For Cleveland, the benefits are obvious. Thomas had a breakout season last year, averaging 29 points per game, and should be up to the task of filling up the gap left by Irving. Crowder is a solid starter on a great contract; he averaged a career high inthree point shooting last season and provides Lebron a defensive break by acting as another body to throw at Kevin Durant in the finals. Zizic is a solid prospect, although a little raw and yet to play NBA minutes, but the real crown jewel of this package is the Nets pick. Projected to be a lottery pick, it gives the Cavaliers an easy route into a rebuild should LeBron seem ever more likely to leave Cleveland next summer.

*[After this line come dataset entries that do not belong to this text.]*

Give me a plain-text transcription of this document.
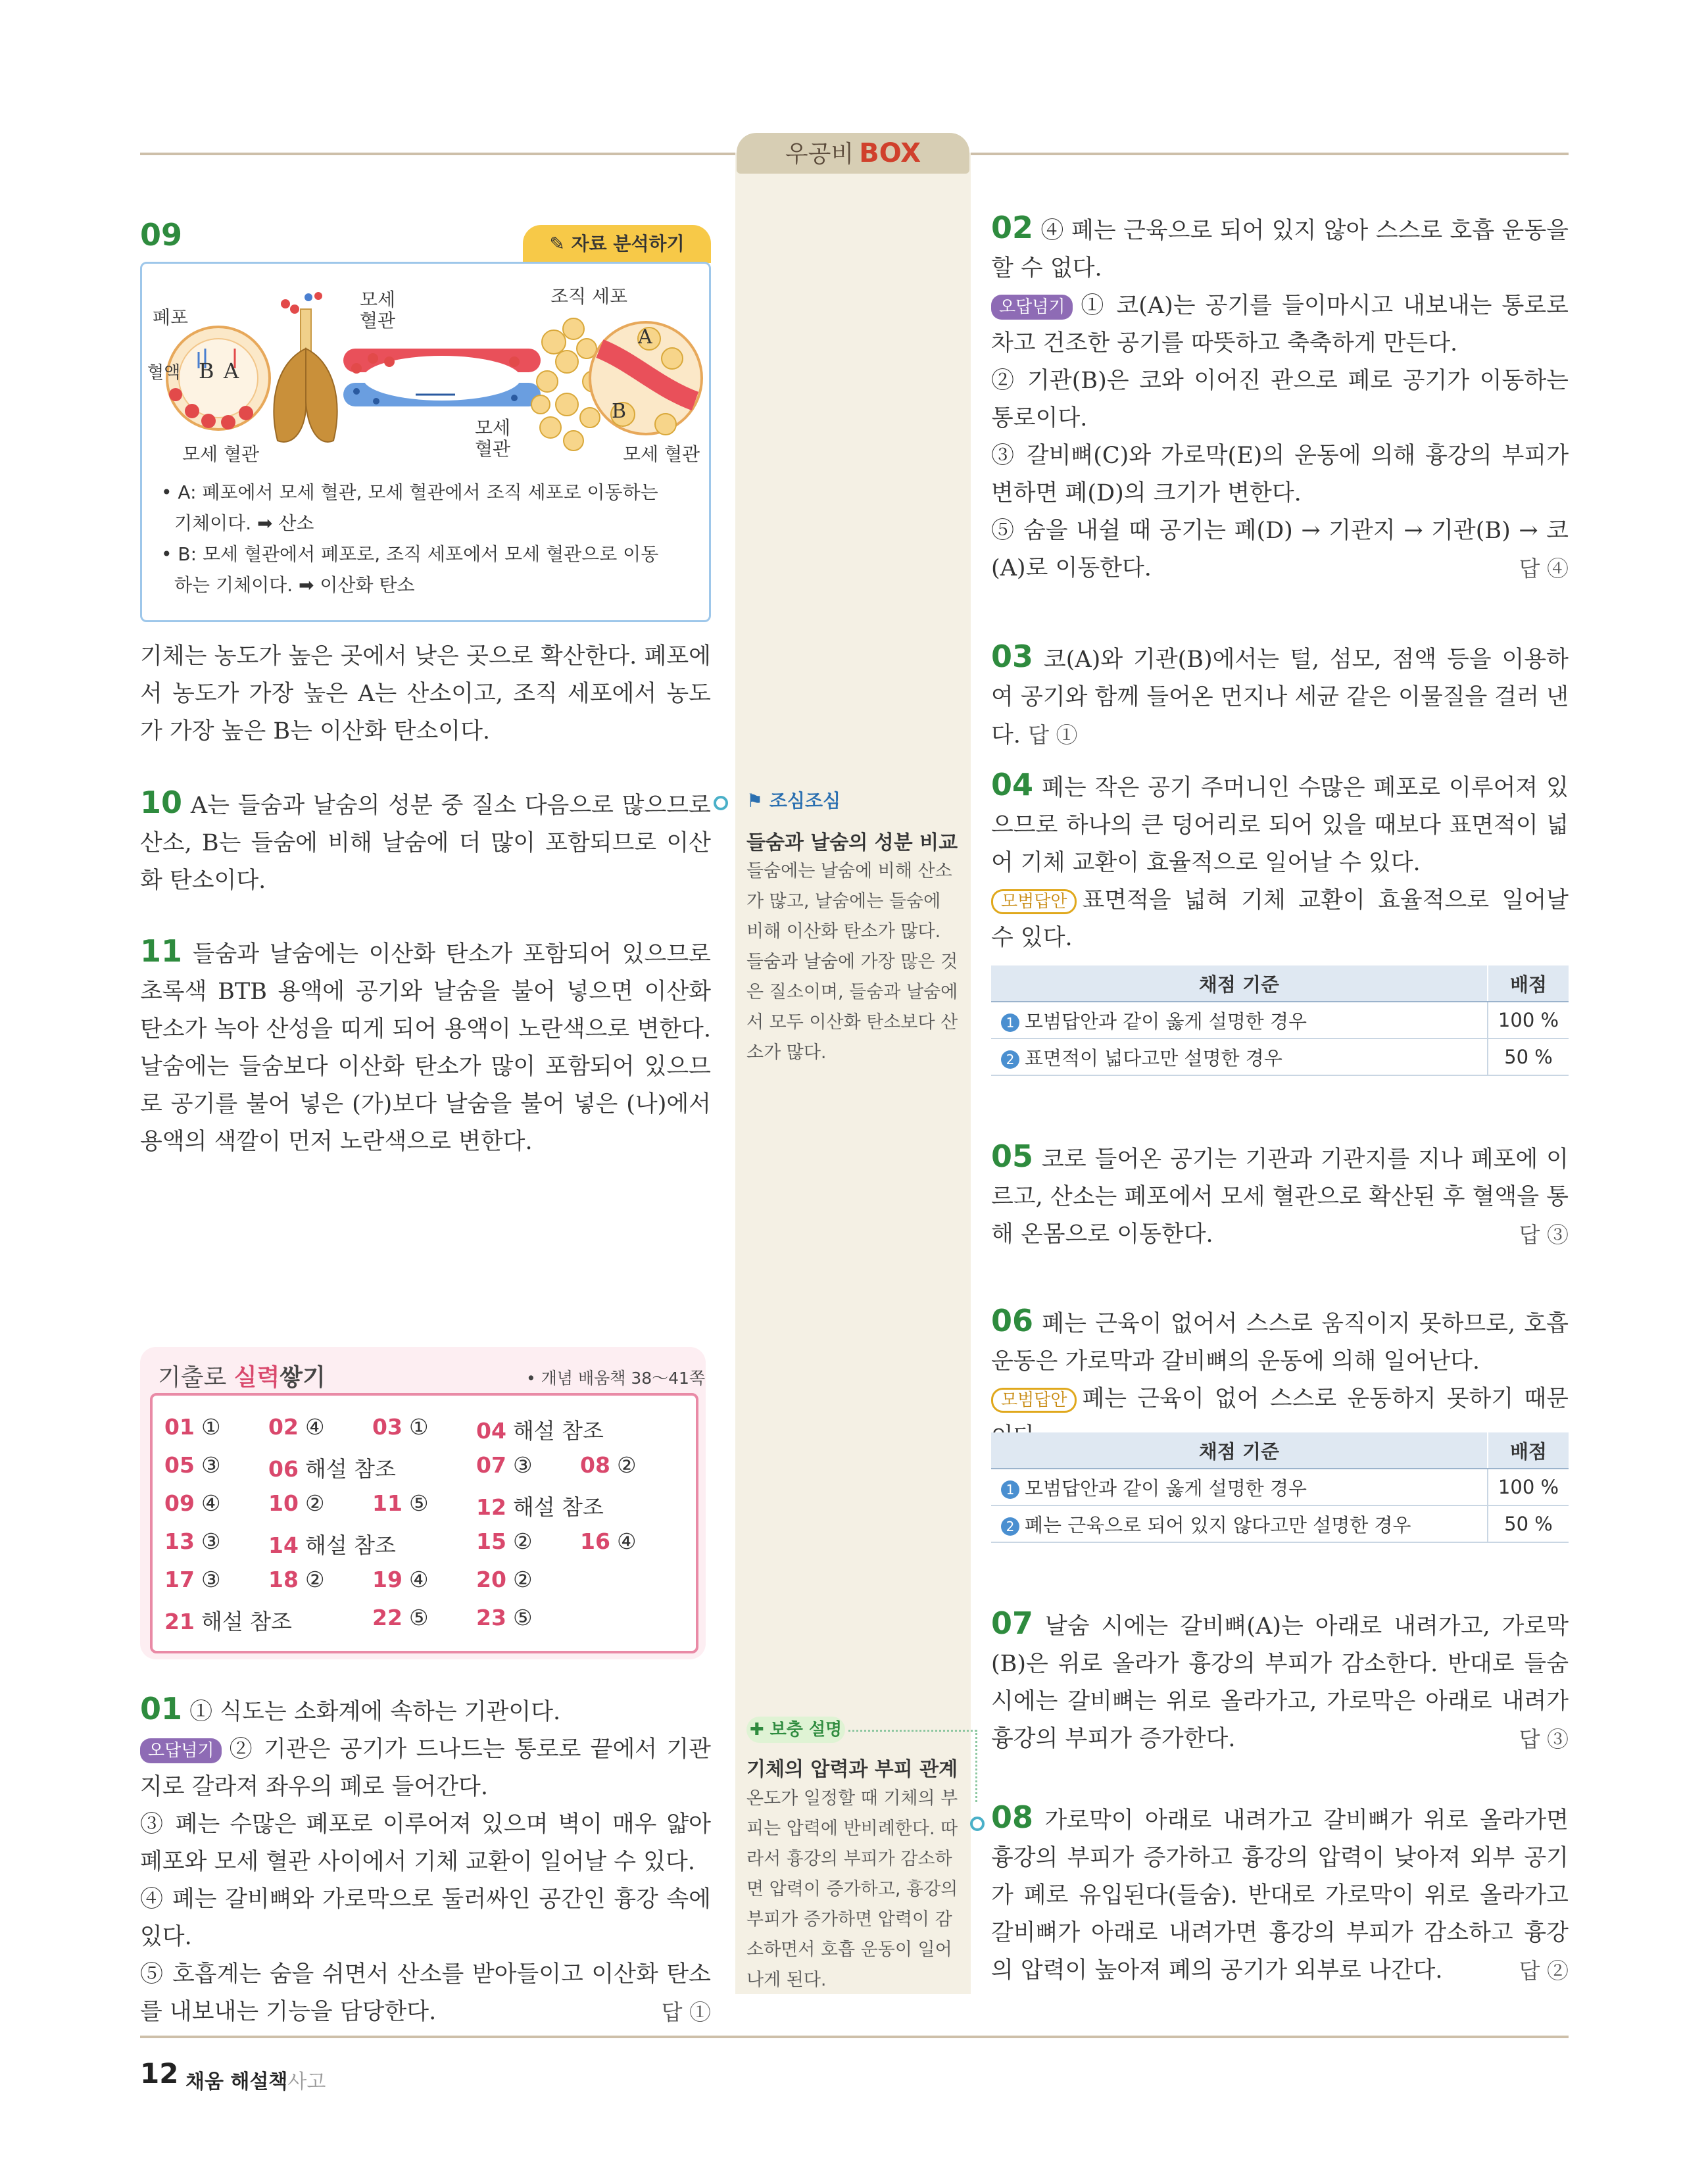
우공비 BOX
09	✎ 자료 분석하기
폐포
모세
혈관
조직 세포
혈액 B A
A
B
모세 혈관
모세
혈관	모세 혈관
• A: 폐포에서 모세 혈관, 모세 혈관에서 조직 세포로 이동하는
기체이다. ➡ 산소
• B: 모세 혈관에서 폐포로, 조직 세포에서 모세 혈관으로 이동
하는 기체이다. ➡ 이산화 탄소
기체는 농도가 높은 곳에서 낮은 곳으로 확산한다. 폐포에서 농도가 가장 높은 A는 산소이고, 조직 세포에서 농도가 가장 높은 B는 이산화 탄소이다.
10 A는 들숨과 날숨의 성분 중 질소 다음으로 많으므로 산소, B는 들숨에 비해 날숨에 더 많이 포함되므로 이산화 탄소이다.
11 들숨과 날숨에는 이산화 탄소가 포함되어 있으므로 초록색 BTB 용액에 공기와 날숨을 불어 넣으면 이산화 탄소가 녹아 산성을 띠게 되어 용액이 노란색으로 변한다. 날숨에는 들숨보다 이산화 탄소가 많이 포함되어 있으므로 공기를 불어 넣은 (가)보다 날숨을 불어 넣은 (나)에서 용액의 색깔이 먼저 노란색으로 변한다.
기출로 실력쌓기	• 개념 배움책 38～41쪽
01 ① 02 ④ 03 ① 04 해설 참조
05 ③ 06 해설 참조	07 ③ 08 ②
09 ④ 10 ② 11 ⑤ 12 해설 참조
13 ③ 14 해설 참조	15 ② 16 ④
17 ③ 18 ② 19 ④ 20 ②
21 해설 참조	22 ⑤ 23 ⑤
01 ① 식도는 소화계에 속하는 기관이다.
오답넘기 ② 기관은 공기가 드나드는 통로로 끝에서 기관지로 갈라져 좌우의 폐로 들어간다.
③ 폐는 수많은 폐포로 이루어져 있으며 벽이 매우 얇아 폐포와 모세 혈관 사이에서 기체 교환이 일어날 수 있다.
④ 폐는 갈비뼈와 가로막으로 둘러싸인 공간인 흉강 속에 있다.
⑤ 호흡계는 숨을 쉬면서 산소를 받아들이고 이산화 탄소를 내보내는 기능을 담당한다.	답 ①
⚑ 조심조심
들숨과 날숨의 성분 비교
들숨에는 날숨에 비해 산소가 많고, 날숨에는 들숨에 비해 이산화 탄소가 많다. 들숨과 날숨에 가장 많은 것은 질소이며, 들숨과 날숨에서 모두 이산화 탄소보다 산소가 많다.
✚ 보충 설명
기체의 압력과 부피 관계
온도가 일정할 때 기체의 부피는 압력에 반비례한다. 따라서 흉강의 부피가 감소하면 압력이 증가하고, 흉강의 부피가 증가하면 압력이 감소하면서 호흡 운동이 일어나게 된다.
02 ④ 폐는 근육으로 되어 있지 않아 스스로 호흡 운동을 할 수 없다.
오답넘기 ① 코(A)는 공기를 들이마시고 내보내는 통로로 차고 건조한 공기를 따뜻하고 축축하게 만든다.
② 기관(B)은 코와 이어진 관으로 폐로 공기가 이동하는 통로이다.
③ 갈비뼈(C)와 가로막(E)의 운동에 의해 흉강의 부피가 변하면 폐(D)의 크기가 변한다.
⑤ 숨을 내쉴 때 공기는 폐(D) → 기관지 → 기관(B) → 코(A)로 이동한다.	답 ④
03 코(A)와 기관(B)에서는 털, 섬모, 점액 등을 이용하여 공기와 함께 들어온 먼지나 세균 같은 이물질을 걸러 낸다. 답 ①
04 폐는 작은 공기 주머니인 수많은 폐포로 이루어져 있으므로 하나의 큰 덩어리로 되어 있을 때보다 표면적이 넓어 기체 교환이 효율적으로 일어날 수 있다.
모범답안 표면적을 넓혀 기체 교환이 효율적으로 일어날 수 있다.
채점 기준	배점
1 모범답안과 같이 옳게 설명한 경우	100 %
2 표면적이 넓다고만 설명한 경우	50 %
05 코로 들어온 공기는 기관과 기관지를 지나 폐포에 이르고, 산소는 폐포에서 모세 혈관으로 확산된 후 혈액을 통해 온몸으로 이동한다.	답 ③
06 폐는 근육이 없어서 스스로 움직이지 못하므로, 호흡 운동은 가로막과 갈비뼈의 운동에 의해 일어난다.
모범답안 폐는 근육이 없어 스스로 운동하지 못하기 때문
채점 기준	배점
1 모범답안과 같이 옳게 설명한 경우	100 %
2 폐는 근육으로 되어 있지 않다고만 설명한 경우	50 %
07 날숨 시에는 갈비뼈(A)는 아래로 내려가고, 가로막(B)은 위로 올라가 흉강의 부피가 감소한다. 반대로 들숨 시에는 갈비뼈는 위로 올라가고, 가로막은 아래로 내려가 흉강의 부피가 증가한다.	답 ③
08 가로막이 아래로 내려가고 갈비뼈가 위로 올라가면 흉강의 부피가 증가하고 흉강의 압력이 낮아져 외부 공기가 폐로 유입된다(들숨). 반대로 가로막이 위로 올라가고 갈비뼈가 아래로 내려가면 흉강의 부피가 감소하고 흉강의 압력이 높아져 폐의 공기가 외부로 나간다.	답 ②
12 채움 해설책사고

Boston’s side of the trade is a little less clear. Irving is certainly an established star only just entering his prime. However, for a team that has hoarded its assets for so long and refused trades including Jimmy Butler and DeMarcus Cousins, it is a little perplexing why Boston might give in so easily to acquire a point guard that has already tanked his trade value by demanding an exit. With context, however, it becomes clear: Thomas, despite having a career year, is much older than Irving and is out of contract next summer. As this will likely be his last opportunity for a major payday, he will almost certainly demand a long term max contract — one that would eat up a significant portion of Boston’s cap space for an undersized point guard on the wrong side of 30. This is compounded by the fact that Boston’s young core, centered around Jaylen Brown and Jayson Tatum, would be beginning to develop into premier talent around during that time period. Thomas may be a fan-favorite, but the Celtics would be wise to refuse his demands of a long term contract, and from a purely business point of view, he holds little value to the Celtics in the present.
Jae Crowder is in something of a similar boat. While he is a solid player on a team-friendly contract, his timeline does not match up with Brown’s or Tatum’s, and he would only take valuable minutes away from them. In addition, with the signing of Gordon Hayward this summer, Crowder would have seemed superfluous. Zizic is only a prospect, likely added just to make salaries match. The Nets’ pick, then, is the only real item of value given up by Boston. However, given the unpredictability of the draft, it is always advisable to take an established star over a draft pick.
It is always difficult to see how trades will pan out. The very trade that got the Celtics their Nets’ picks in the first place was seen at the time as a solid, balanced trade, but as the years passed it became very apparent that the Celtics had gotten the upper hand. Still, from what we know now, it seems the impossible has happened: the two best teams in a conference have completed a major trade moving key pieces and yet both have benefited from it.